Vivo en Antofagasta, a mil kilómetros de la capital de Chile. A mi editorial, Planeta, le interesaría mucho que estuviera en Santiago, porque le sale muy caro que cada vez que tengo que ir a Santiago deba pagarme avión, hotel, viáticos. En Antofagasta ni siquiera hago vida social, porque lo mío es escribir. Mis colegas me dicen: “Mira de lo que te pierdes por no estar en Santiago, los grandes conciertos, las grandes exposiciones, Van Gogh, Picasso.” Y yo les digo: “Bueno, mirémoslo por el que para mí es el lado positivo. Mientras tú estás viendo una exposición, yo estoy escribiendo. Mientras tú estás escuchando un gran concierto, yo estoy borrando. Mientras tú estás en un recital de poesía, yo estoy reescribiendo. Y cuando tú estás sentándote a escribir, yo ya me gané el premio.”

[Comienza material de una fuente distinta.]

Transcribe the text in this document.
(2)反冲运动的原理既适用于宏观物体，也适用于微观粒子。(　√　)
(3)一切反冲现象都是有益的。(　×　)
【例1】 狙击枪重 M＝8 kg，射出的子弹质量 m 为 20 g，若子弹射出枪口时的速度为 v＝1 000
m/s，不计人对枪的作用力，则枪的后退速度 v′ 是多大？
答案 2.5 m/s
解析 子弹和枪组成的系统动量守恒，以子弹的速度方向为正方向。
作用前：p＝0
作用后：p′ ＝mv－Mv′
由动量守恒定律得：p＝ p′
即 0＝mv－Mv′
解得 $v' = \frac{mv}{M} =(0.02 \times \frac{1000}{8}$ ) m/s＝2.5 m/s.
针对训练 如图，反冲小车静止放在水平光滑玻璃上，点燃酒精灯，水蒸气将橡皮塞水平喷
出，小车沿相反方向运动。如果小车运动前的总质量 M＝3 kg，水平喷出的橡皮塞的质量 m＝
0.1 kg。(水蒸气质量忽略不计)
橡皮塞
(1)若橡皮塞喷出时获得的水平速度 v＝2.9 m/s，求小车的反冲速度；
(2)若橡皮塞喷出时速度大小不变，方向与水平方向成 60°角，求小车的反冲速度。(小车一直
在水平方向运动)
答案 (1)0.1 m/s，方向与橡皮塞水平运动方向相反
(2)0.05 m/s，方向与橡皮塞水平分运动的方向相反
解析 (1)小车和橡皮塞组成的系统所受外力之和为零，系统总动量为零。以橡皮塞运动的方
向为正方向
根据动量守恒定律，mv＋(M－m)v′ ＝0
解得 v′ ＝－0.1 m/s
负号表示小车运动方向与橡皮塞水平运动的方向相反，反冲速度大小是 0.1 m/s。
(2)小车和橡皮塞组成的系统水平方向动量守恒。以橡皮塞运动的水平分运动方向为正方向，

Una idea frecuente, incluso entre escritores profesionales, es que la inspiración y el talento son suficientes, y que la técnica puede llegar a matar la obra.
Se me acaba de ocurrir algo, y creo que allí está el meollo. Si a alguien la técnica o el oficio le mata el talento, es porque no tenía mucho talento. Si tienes talento para escribir, ese mismo talento te va a salvar de que la técnica te trague, de que crezca sobre ti como planta carnívora. Si tienes talento, sabes que la técnica te sirve, pero también hasta dónde te sirve. Si la naturaleza, Dios o lo que sea te dio sensibilidad artística, no te sirve absolutamente de nada sin el aporte de la técnica, sin haber aprendido el oficio. Pero tampoco debieras entregarlo todo a la técnica, y eso un escritor de talento lo sabe.
Se me ocurre ahora también que el talento, al final, es esa intuición que te hace ser escritor. Eres escritor porque tienes una intuición especial, y es la que te hace ver que la técnica y el oficio son importantes, y también te ayuda a mantenerlos con la rienda bien firme, para que no se te desboquen.
Es similar a lo que ocurre con los escritores que dicen que hay que escribir como se habla; eso es una barbaridad. Si yo tratara de hablar como escribo me oiría ridículo; si escribiera como hablo, mi escritura sería muy pobre.
En el idioma español, al hablar, usamos entre mil quinientas y dos mil palabras, y hay personas que no usan más de quinientas. El idioma español tiene cerca de ochenta mil palabras, imagínate. Si utilizáramos entre quinientas y dos mil palabras para escribir, nuestra escritura sería muy pobre; habría setenta y ocho mil palabras sin usar. Para decir una cosa con esta pobreza de palabras daríamos vueltas como perro persiguiendo su cola, apenas para graficar lo que queremos decir, sin ver que entre las setenta y ocho mil que no usamos hay una que dice exactamente lo que estamos pensando. Es ridículo que algunos escritores abominen de los diccionarios. Los miran por debajo del ala y dicen que es un cementerio de palabras.
Convengamos en que es un cementerio de palabras. Allí está ese ser mágico que puede darle el “Levántate y anda” a esas palabras. Un escritor que rechaza el diccionario es como un carpintero que sólo tiene un martillo, un serrucho y un par de clavos para hacer un mueble, y que rechaza una caja de herramientas que le servirá para que su mueble le quede mucho mejor.
En lo que hay que tener cuidado, y aquí es donde entra el talento, es en que hay que saber utilizar esa herramienta, porque es un arma de doble filo. Mientras más herramientas tengas, si no las sabes utilizar, más fácil es que se vuelvan en tu contra. Y para saber utilizar esas herramientas hay que estudiar mucho.
Volvemos a lo mismo: la técnica y el oficio se hacen a base de trabajo, nada más. Siempre les digo a los estudiantes, cuando me invitan a las universidades y a los colegios, que primero está el trabajo y después, tal vez, el éxito, y que en la única parte en que “éxito” viene antes de “trabajo” es en el diccionario. En la vida no.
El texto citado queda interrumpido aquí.